Some parents – especially those who know their child’s propensity for general anxiety or separation anxiety – anticipate that the adjustment to summer camp may be difficult for their child and call the camp in advance. Communicating concerns with counselors and camp directors is always a good idea.
Addressing homesickness head-on is always the best practice. In pre-camp family orientations, we let parents and kids know that missing home is normal and to be anticipated. On the first day of camp, we also let kids know who they can talk with and what to do if they’re feeling sad. Making it okay to talk about homesickness is helpful for kids, especially older ones who might otherwise feel embarrassed by their feelings and therefore not want to let anyone know what’s going on.
Before the feelings hit, it’s good to provide kids with coping strategies to deal with homesickness. Rather than waiting until their emotions are strong, kids who have thought about “tools” that might help will be better prepared to handle difficult emotions.
Parents can share ideas for dealing with homesickness and ask which strategies they think might work best before their kids even leave for camp. A good starting question might be “What do you think will help you most if you are missing home?”
Kids should think of their own ideas first, and then parents can step in and offer some other strategies like playing cards, reading books, writing in a journal, and getting involved in camp activities.
Some parents are surprised to receive a homesick, pleading letter from their camper, whom they anticipated would have no problem adjusting to being away from home. Sometimes homesickness creeps up on returning campers who didn’t experience it during their first summer and didn’t expect it as a veteran camper. These new emotions can be due to changing hormones, turmoil at home, or other factors.
I remember hearing from a long-time camper’s mom about how, although the camper had several years of summer camp under her belt, a month-long program overseas proved to be extremely difficult. Lengthy, tear-filled phone calls about her miserable experience with a difficult roommate led to a shortened stay. When this same camper returned to her “normal” camp the following summer, she lacked the confidence she once had in her ability to succeed at being away from home. Her bad experience and shortened stay in the abroad program had rocked her belief in her ability to be on her own despite her successful experiences in previous years.

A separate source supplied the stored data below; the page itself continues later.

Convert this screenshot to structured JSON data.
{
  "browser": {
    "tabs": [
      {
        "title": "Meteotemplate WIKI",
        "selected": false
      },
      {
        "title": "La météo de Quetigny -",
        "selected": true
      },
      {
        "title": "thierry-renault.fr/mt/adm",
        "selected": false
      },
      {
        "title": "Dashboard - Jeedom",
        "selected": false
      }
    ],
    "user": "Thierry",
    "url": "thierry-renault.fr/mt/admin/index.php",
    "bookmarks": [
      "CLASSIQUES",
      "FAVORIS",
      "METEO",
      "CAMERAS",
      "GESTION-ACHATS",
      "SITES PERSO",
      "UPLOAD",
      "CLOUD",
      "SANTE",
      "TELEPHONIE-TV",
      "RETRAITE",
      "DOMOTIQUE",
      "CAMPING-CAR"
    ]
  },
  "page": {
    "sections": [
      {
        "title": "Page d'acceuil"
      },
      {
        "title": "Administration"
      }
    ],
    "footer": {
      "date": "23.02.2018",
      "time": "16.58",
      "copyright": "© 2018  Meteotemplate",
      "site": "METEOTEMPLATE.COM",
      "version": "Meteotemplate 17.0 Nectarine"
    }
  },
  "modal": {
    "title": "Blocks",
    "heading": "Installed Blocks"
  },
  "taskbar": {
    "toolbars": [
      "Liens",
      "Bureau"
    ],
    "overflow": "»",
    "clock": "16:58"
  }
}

Over my 30 years at camp, I’ve counseled a lot of homesick kids and distraught parents. A few of these kids have gone home early from camp. Most have stayed and worked through their homesickness and felt much better by about the third or fourth day of camp. The severity of the homesickness was the same; the only difference between the ones who went home and the ones who stayed was how the parents handled their child’s homesickness.
Here are some of the positive messages I’ve heard parents give (either by letter, email, or phone) that have helped kids overcome their homesickness:
1. Your feelings are normal.
2. Even though you don’t feel like you can do this, I know you can. I have confidence in you and know that you will face this challenge and do great at camp.
3. I know you feel miserable right now and I’m sorry this is so hard for you.
4. I am not coming to pick you up early. You are staying at camp.
5. Nothing fun or exciting is going on at home. In fact, it’s boring here. Camp is a much better place for you to be this week because….the house is getting exterminated, I’m going to a work conference, all I’m doing is cleaning out closets. I can’t wait to hear about the fun activities you’re trying at camp!
6. The days will start going much faster once you’ve adjusted to camp. I know these first days have seemed long.
7. The more you participate and get involved, the better you will feel.
8. Overcoming your homesickness will help you feel more confident about future adventures away from home.
9. Even though it’s painful right now, I know that you are growing and maturing because of your camp experience.
10. I’m really proud of you.
At my camp, we don’t allow phone calls, but I know at many programs campers call their parents, cry, and beg to be rescued. As a parent, it’s extremely difficult to handle that much strong, negative emotion coming from your child. I recommend limiting phone calls (if they are allowed) so that your child isn’t spending their day focused on their next call to you. From my experience, hearing a parent’s voice makes the homesick emotions even stronger. If you are getting homesick calls or texts from your camper, I recommend contacting the camp administrative staff and having them provide emotional support and counseling to your child.
One of the most homesick campers I’ve counseled told me, through many sobs over the first few days of camp, that she “couldn’t make it” to the end and that she just wasn’t “a camp type of person.” She was adamant about telling me and her parents that she was “not ready” for a camp experience. But her parents were very clear to her that, although they were sad she was in such distress, they were not going to pick her up early from camp.
A few days after hearing in a letter from her parents that she would not be going home early, she wrote a letter home saying, “The super homesick letters are from the past.”
Two weeks later, she went home at the end of the session and her mom reported back to me: “I just wanted to say a huge thank you for helping my daughter get past the difficult times at camp,” she wrote. “She was so elated and proud of herself when she got off the bus, and she definitely wants to go back next summer! What a huge (and long overdue victory for her)! We have you and your supportive staff to thank for helping our daughter reach her potential.”
She came home “amazingly different,” the mom said. Camp “made her happy,” and she had been “walking around the house singing camp songs” and being “a lot sillier.”
This same camper, who at first was one of the most homesick campers I’ve ever worked with, is returning for her third summer at camp this year! These parents made the right decision to stand firm on their “no pick up” rule and maintain their confidence that their daughter could meet the challenge of being away from home.
This same story – one of extreme emotional distress followed by elation at meeting the challenge of staying at camp – has repeated itself over the years too many times to count.
On the opposite end of the spectrum, I’ve had conversations with parents who’ve come to pick their kids up early but, once they see what their camper will be missing, have expressed remorse for giving their kid the option of coming home.
Hopefully, you won’t be faced with such a choice this summer, but if you are, choose camp!